0

We are using com.spotify.scio.testing.JobTest for end to end testing of our scio pipeline. The pipeline includes a DoFn that is sensitive to data sequencing, on a stream of configuration data which arrives infrequently.

We are passing an ordered List of configuration values combinedSampleConfig as input to the JobTest Builder. Is there a way to have JobTest preserve the ordering of this CustomIO input stream when we run an end to end test?

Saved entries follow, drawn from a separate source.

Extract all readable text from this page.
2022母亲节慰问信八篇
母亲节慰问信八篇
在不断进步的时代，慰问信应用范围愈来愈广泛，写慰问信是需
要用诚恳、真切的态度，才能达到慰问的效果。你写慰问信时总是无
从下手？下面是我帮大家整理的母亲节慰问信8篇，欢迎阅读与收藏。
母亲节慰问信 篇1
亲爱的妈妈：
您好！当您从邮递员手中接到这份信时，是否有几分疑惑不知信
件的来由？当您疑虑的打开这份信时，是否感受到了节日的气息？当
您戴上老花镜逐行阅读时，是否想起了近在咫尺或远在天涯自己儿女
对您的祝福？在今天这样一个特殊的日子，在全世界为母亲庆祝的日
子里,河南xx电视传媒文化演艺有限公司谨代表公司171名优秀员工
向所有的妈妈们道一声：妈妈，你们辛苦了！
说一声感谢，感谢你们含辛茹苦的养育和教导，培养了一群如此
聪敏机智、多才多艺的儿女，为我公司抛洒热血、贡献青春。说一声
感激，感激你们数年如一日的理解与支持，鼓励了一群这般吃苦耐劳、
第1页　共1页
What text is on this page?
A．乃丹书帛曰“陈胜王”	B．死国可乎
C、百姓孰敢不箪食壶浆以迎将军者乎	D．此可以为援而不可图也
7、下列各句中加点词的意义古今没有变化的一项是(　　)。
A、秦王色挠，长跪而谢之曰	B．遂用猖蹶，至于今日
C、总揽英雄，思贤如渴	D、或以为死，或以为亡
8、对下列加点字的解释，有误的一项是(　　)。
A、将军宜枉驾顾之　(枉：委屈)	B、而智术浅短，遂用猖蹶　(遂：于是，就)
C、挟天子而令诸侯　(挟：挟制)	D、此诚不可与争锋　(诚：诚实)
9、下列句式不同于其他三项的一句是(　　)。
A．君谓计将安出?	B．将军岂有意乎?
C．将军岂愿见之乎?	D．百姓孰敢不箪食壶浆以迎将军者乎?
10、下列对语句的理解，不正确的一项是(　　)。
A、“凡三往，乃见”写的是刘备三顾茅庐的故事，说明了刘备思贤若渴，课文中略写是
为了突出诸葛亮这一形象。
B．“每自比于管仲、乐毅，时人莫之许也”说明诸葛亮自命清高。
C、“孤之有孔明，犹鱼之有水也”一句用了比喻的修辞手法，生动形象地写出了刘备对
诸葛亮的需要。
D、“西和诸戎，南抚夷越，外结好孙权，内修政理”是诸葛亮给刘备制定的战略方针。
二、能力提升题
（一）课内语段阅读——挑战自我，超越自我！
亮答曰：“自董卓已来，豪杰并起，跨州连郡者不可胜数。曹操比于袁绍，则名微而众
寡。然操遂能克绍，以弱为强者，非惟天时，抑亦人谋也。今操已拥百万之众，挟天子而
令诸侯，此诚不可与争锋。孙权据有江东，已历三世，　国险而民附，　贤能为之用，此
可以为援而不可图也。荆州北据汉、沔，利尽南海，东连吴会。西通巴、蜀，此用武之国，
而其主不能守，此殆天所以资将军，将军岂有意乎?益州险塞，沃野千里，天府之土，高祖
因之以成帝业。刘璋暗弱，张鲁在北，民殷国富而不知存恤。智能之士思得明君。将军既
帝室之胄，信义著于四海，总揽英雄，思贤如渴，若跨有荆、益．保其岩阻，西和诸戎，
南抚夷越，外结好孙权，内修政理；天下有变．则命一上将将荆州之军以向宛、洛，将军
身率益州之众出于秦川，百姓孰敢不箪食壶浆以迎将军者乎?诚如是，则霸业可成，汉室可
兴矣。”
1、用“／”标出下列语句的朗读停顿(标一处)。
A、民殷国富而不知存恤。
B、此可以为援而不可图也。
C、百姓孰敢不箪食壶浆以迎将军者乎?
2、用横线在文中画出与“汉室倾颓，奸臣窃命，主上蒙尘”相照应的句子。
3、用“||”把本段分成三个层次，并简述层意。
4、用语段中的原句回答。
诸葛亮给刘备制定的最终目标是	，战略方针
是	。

I see that the testing framework enables fine control over source arrival time (using advanceProcessingTime) when testing individual components, but do not see how to apply this for end to end testing using JobTest.

    JobTest[MyApp.type]
      .args(commonArgs ++ Seq(
        "--numWorkers=1",
        "--maxNumWorkers=1",
      ): _*
      )
      .input(CustomIO[PubsubMessage](CONFIG_ID), combinedSampleConfig)
      .input(CustomIO[IndicatorEntry](INPUT_ID), sampleInput)
      .output(CustomIO[EnrichedIndicatorEntry](AGG_ID)) {
        _ should containInAnyOrder (expectedAggs)
      }
      .output(CustomIO[EnrichedIndicatorEntry](EVENT_ID)) {
        _ should containInAnyOrder (expectedEvents)
      }
      .run()
  • 1
    There isn't a way right now but probably doable by allowing Beam `TestStream` (which supports event timing) as input. I filed https://github.com/spotify/scio/issues/1891. – Neville Li May 02 '19 at 17:02

1 Answers1

0

https://github.com/spotify/scio/pull/1905

This PR was recently merged and should allow such use case. Can you give it a try?

Neville Li
  • 420
  • 3
  • 10